I put a stop to my broiler operation as 100 broilers will go through 15-30 gallons per day. Predators took care of my laying flock, bringing me well under 50 hens. Between fledgling red tailed hawks being trained in the art of the buffet line of chickens, raccoons, and some extremely hungry foxes, the flock was hit hard. I allowed my hen numbers to stay low, taking care of the problems mother nature had thrown my way (thanks Abel!). I had fewer animals to water, but I still had crops to water.

Getting seeds to germinate is hard without adequate water. Carrots hardly grew as frequent, even watering is absolutely essential those first few weeks. With only 5 gallon jugs, it was impossible to water them well enough. I didn’t have enough time to drive back and forth from the farm into town and back, filling all those jugs and water all those crops. Half never even sprouted from the ground the first year. The second year, I planted less and grew more.

But I’m stubborn, I must admit. If I couldn’t have broilers, I’d get sheep. Three or four of them wouldn’t drink much and I was growing fewer crops, so I had some wiggle room. So I sprung for a ewe with two lambs and later found Sam the Ram to join the show. Then I thought, “why stop at sheep? I have these ruminants, why not add some calves?!” So I did. I found two calves, a heifer and a steer, both around one month old. Maybe stubborn isn’t the word for it. Crazy might be better served in this context.

Word came later that year though that I needed to move on. Might my water woes be over?? Indeed. I found a safe haven for my creatures, a place to grow some veggies, and watch water flow from a hose again. Those two years without water taught me some valuable lessons though. I don’t take water for granted like I used to when it flowed so easily from the hose at my parents’ home. Even now, at this third farm (fourth if you count my childhood home), every drop is precious. If the hose leaks, a bucket goes under the leak to catch it or I find a new hose. If I can collect some rain water, I do it.
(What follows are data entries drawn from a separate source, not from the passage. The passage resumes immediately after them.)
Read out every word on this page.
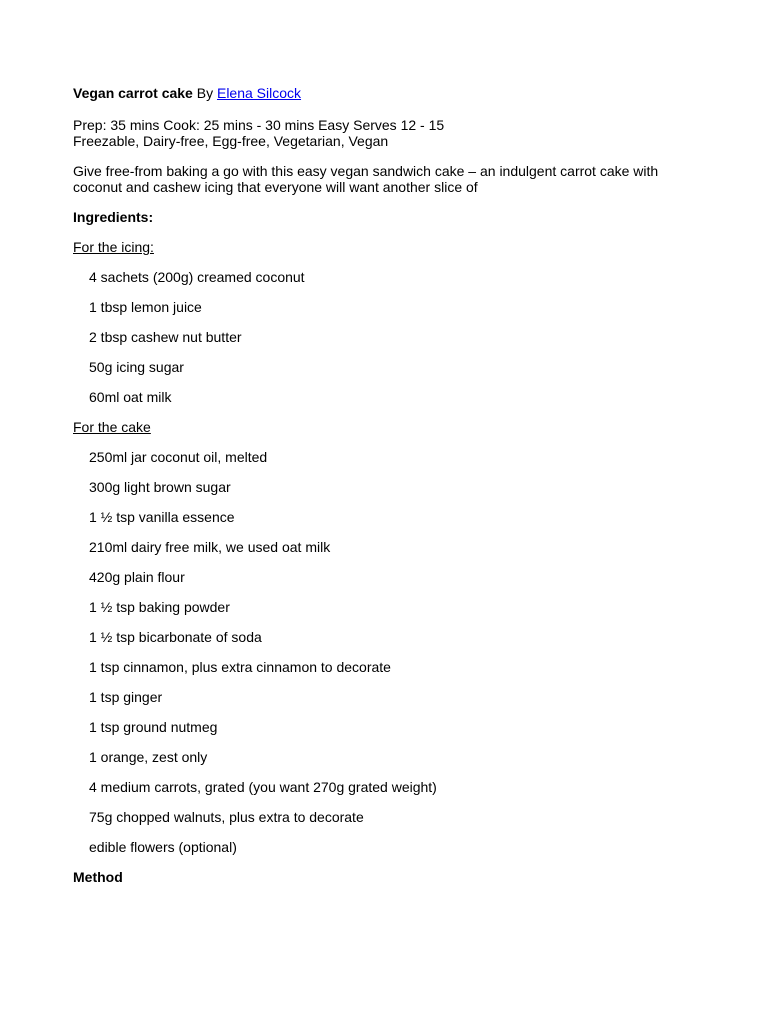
Vegan carrot cake By Elena Silcock

Prep: 35 mins Cook: 25 mins - 30 mins Easy Serves 12 - 15
Freezable, Dairy-free, Egg-free, Vegetarian, Vegan

Give free-from baking a go with this easy vegan sandwich cake – an indulgent carrot cake with coconut and cashew icing that everyone will want another slice of

Ingredients:

For the icing:

4 sachets (200g) creamed coconut
1 tbsp lemon juice
2 tbsp cashew nut butter
50g icing sugar
60ml oat milk

For the cake

250ml jar coconut oil, melted
300g light brown sugar
1 ½ tsp vanilla essence
210ml dairy free milk, we used oat milk
420g plain flour
1 ½ tsp baking powder
1 ½ tsp bicarbonate of soda
1 tsp cinnamon, plus extra cinnamon to decorate
1 tsp ginger
1 tsp ground nutmeg
1 orange, zest only
4 medium carrots, grated (you want 270g grated weight)
75g chopped walnuts, plus extra to decorate
edible flowers (optional)

Method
I know how much my animals drink on hot days and cool days, in the middle of winter while eating hay and the long days of summer when they are on the wet, green grass. I know how much the broilers will drink in the shade compared to full sun all day. When water flowed freely, I just filled up the water bowls without thought. Once that water stopped though, I had to bring out the calculator while watching them drink every drop to make sure they would always have just enough. Even now, I don’t pick just any day to plant, I watch the weather and wait. When rain is fully expected that night or the next day, you will see me in the field, planting madly all the seeds I can when the time comes. Tonight, I’m watching the weather to see when I’ll be planting my spinach seeds.

Snakes! Don’t Run Away!


My twice daily task, moving the broiler pens and loading them back up with copious amounts of food and water. The go through both immensely fast; faster than any of my other animals. Their growth and therefore their respiration are far greater than most chickens. They need water to digest their food, just like any of us and they eat more food per pound of body weight than most all of us. Out their backside then comes more waste than all of us. This demands that they be moved twice every day to a fresh 100 square feet.
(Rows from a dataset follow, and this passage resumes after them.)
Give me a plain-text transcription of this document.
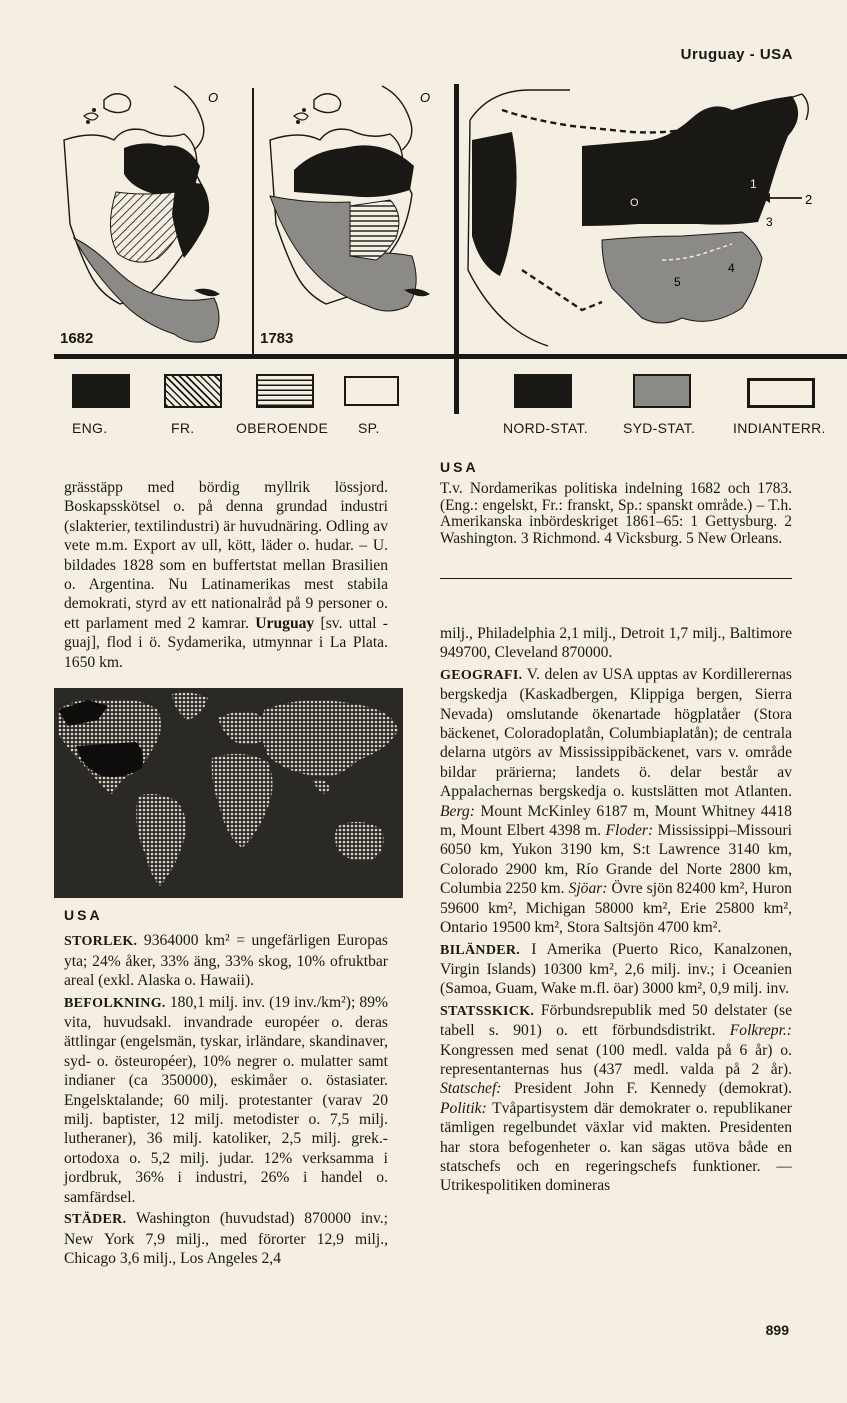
Uruguay - USA
O
1682
O
1783
O
1
2
3
4
5
ENG.	FR.	OBEROENDE SP.	NORD-STAT.	SYD-STAT.	INDIANTERR.

grässtäpp med bördig myllrik lössjord. Boskapsskötsel o. på denna grundad industri (slakterier, textilindustri) är huvudnäring. Odling av vete m.m. Export av ull, kött, läder o. hudar. – U. bildades 1828 som en buffertstat mellan Brasilien o. Argentina. Nu Latinamerikas mest stabila demokrati, styrd av ett nationalråd på 9 personer o. ett parlament med 2 kamrar. Uruguay [sv. uttal -guaj], flod i ö. Sydamerika, utmynnar i La Plata. 1650 km.

USA

STORLEK. 9364000 km² = ungefärligen Europas yta; 24% åker, 33% äng, 33% skog, 10% ofruktbar areal (exkl. Alaska o. Hawaii).

BEFOLKNING. 180,1 milj. inv. (19 inv./km²); 89% vita, huvudsakl. invandrade européer o. deras ättlingar (engelsmän, tyskar, irländare, skandinaver, syd- o. östeuropéer), 10% negrer o. mulatter samt indianer (ca 350000), eskimåer o. östasiater. Engelsktalande; 60 milj. protestanter (varav 20 milj. baptister, 12 milj. metodister o. 7,5 milj. lutheraner), 36 milj. katoliker, 2,5 milj. grek.-ortodoxa o. 5,2 milj. judar. 12% verksamma i jordbruk, 36% i industri, 26% i handel o. samfärdsel.

STÄDER. Washington (huvudstad) 870000 inv.; New York 7,9 milj., med förorter 12,9 milj., Chicago 3,6 milj., Los Angeles 2,4

USA

T.v. Nordamerikas politiska indelning 1682 och 1783. (Eng.: engelskt, Fr.: franskt, Sp.: spanskt område.) – T.h. Amerikanska inbördeskriget 1861–65: 1 Gettysburg. 2 Washington. 3 Richmond. 4 Vicksburg. 5 New Orleans.

milj., Philadelphia 2,1 milj., Detroit 1,7 milj., Baltimore 949700, Cleveland 870000.

GEOGRAFI. V. delen av USA upptas av Kordillerernas bergskedja (Kaskadbergen, Klippiga bergen, Sierra Nevada) omslutande ökenartade högplatåer (Stora bäckenet, Coloradoplatån, Columbiaplatån); de centrala delarna utgörs av Mississippibäckenet, vars v. område bildar prärierna; landets ö. delar består av Appalachernas bergskedja o. kustslätten mot Atlanten. Berg: Mount McKinley 6187 m, Mount Whitney 4418 m, Mount Elbert 4398 m. Floder: Mississippi–Missouri 6050 km, Yukon 3190 km, S:t Lawrence 3140 km, Colorado 2900 km, Río Grande del Norte 2800 km, Columbia 2250 km. Sjöar: Övre sjön 82400 km², Huron 59600 km², Michigan 58000 km², Erie 25800 km², Ontario 19500 km², Stora Saltsjön 4700 km².

BILÄNDER. I Amerika (Puerto Rico, Kanalzonen, Virgin Islands) 10300 km², 2,6 milj. inv.; i Oceanien (Samoa, Guam, Wake m.fl. öar) 3000 km², 0,9 milj. inv.

STATSSKICK. Förbundsrepublik med 50 delstater (se tabell s. 901) o. ett förbundsdistrikt. Folkrepr.: Kongressen med senat (100 medl. valda på 6 år) o. representanternas hus (437 medl. valda på 2 år). Statschef: President John F. Kennedy (demokrat). Politik: Tvåpartisystem där demokrater o. republikaner tämligen regelbundet växlar vid makten. Presidenten har stora befogenheter o. kan sägas utöva både en statschefs och en regeringschefs funktioner. — Utrikespolitiken domineras

899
So, on this particular day, the older group of broilers had the luck of being up by the locust, maple, and cherry trees. It’s cooler there. I think they enjoy that. They are very toasty creatures as they get older. Chickens are already warmer than us, but broilers put out even more heat, their little hearts beating so fast to pump blood to all the growing muscles. The bugs are different too. Fewer crickets. More pill bugs. Diversity is good. Even chickens like different snacks now and then.
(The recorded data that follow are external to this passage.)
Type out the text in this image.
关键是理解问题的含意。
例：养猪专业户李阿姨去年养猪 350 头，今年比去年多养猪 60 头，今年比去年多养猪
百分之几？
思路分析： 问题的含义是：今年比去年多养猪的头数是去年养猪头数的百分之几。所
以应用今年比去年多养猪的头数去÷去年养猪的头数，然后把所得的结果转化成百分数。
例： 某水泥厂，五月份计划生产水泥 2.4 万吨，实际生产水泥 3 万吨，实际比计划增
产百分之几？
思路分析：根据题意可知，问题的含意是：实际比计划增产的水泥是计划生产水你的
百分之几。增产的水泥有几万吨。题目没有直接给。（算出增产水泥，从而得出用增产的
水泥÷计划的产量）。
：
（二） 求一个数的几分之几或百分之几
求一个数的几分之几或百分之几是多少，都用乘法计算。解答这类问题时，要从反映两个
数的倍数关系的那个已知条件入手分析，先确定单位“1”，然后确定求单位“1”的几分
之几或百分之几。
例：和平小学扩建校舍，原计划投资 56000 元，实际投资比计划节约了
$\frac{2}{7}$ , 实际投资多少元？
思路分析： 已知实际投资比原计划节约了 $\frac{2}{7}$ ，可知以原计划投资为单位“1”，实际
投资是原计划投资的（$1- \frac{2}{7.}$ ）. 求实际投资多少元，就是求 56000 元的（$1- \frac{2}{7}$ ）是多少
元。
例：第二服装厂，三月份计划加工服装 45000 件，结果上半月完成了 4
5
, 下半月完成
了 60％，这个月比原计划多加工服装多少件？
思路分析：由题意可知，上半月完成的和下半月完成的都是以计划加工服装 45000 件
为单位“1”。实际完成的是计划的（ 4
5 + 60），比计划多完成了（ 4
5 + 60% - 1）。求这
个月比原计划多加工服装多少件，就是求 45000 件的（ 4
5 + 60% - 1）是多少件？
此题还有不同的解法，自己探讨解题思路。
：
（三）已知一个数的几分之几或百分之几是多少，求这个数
I took the food pans and set them up on top of the pen. Pulled out the waterer and set it aside. I slide the wheels under the edge of the chicken tractor and then pushed it into a new area. I slide the wheels back out and set them aside so I could move the younger batch of broilers once I had finished up with these guys. I turned to refill their water and heard a shuffle and flapping of wings and sharp squawks from the pen. I spin back around and see the birds splayed out in a semi-circle, giving something the side-eye, nervously inching away, yet keeping their heads steady.

I’m intrigued and confused. What could make them act like that suddenly? I came to a conclusion before even needing to see it: A snake. For sure. Chickens and snakes are not usually on the best terms. Although it could have been a toad as I do have some mighty big fellas hopping around the farm slurping up slugs. But they would have seen a toad. Snakes are better at lurking. I’m sure he wasn’t keen on suddenly being stepped on though! Sure enough, it was a small garter snake, curled and ready to strike these, to him, terrifyingly large adversaries. Thankfully, my poultry catcher was nearby and it is shaped much like a snake pole. I reached in and pulled out the little guy and set him free to slither back to a safe space.

But this little garter snake hasn’t been the only snake to grace my presence on the farm. The first snake was actually a four foot long black rat snake with a broken tail tip. He made his way high up into a tree with amazing precision. I was very impressed with his abilities and snapped multiple pictures of him as he wound his way up into the tree to lounge on a thick, horizontal branch for some thorough sunbathing. I was cautious while walking under that tree once it got windy that even!

This giant girl easily found her way up this tree.

The second snake was another giant black rat snake, IN MY HOUSE. Yes, not even joking. He stayed in my ceiling, showing just a part of himself out of a small section of my ceiling that had been removed for renovations. It only took me 24 hours from the moment I saw him to the moment I managed to fight him out of my ceiling with the aid of my poultry hook. He wasn’t too pleased at his eviction and fought with all his might to stay. Once I finally wrestled him free, I took him up to the field and released him to go back to catching field mice and rats.

This is post-eviction. Thanks to the first snake’s damaged tail, I know that they were two different snakes.


Finally, the most alarming snakes I’ve found this year on the farm haven’t even been in my house or very large. This winter, I secured my sheep and calves 8 hay bales weighing 600lbs each. Covered under a huge, white hay tarp, this hay has stayed green and dry since February. It only took until July before my hay became a den of snakes. The flakes that come off these bales is 3×4 feet and the hay is double stacked. Pulling a new flake from the top bale means reaching up into the hay tarp above my head and blindly pulling the flake down towards myself. This time, it also meant I had pulled a nest of young garter snakes down too. Thankfully I didn’t try to ease this particular flake of hay down and simply let it drop. The snakes went all about my feet, fleeing to new dark spaces. I kicked the hay flake a few times before quickly throwing it over the fence. That wasn’t the last time snakes came pouring out, but at least I was prepared after that shocking incident.

After all these stories of snakes, I can hear you asking me, while shaking your head, “why wouldn’t you kill them?!” Long story very short: Rats are terrible. Where there are livestock, there is livestock feed. Where there is livestock feed, there will be rats. But if you have snakes, (along with a solid feed management plan), rats and mice are kept to a minimum. Two rats can create a happy mischief (applicable name for a group of rats, huh?) of 1,250 rats in one year. Delightful, isn’t it? So, I am a steadfast advocate for snakes. Snakes may eat chicken eggs, but it isn’t a common experience. I’ve never yet lost an egg to a snake. But I’ve lost eggs to rats. Snakes may look scary, but they just want to sun bathe and eat mice and rats, so I’m willing to share my space with them.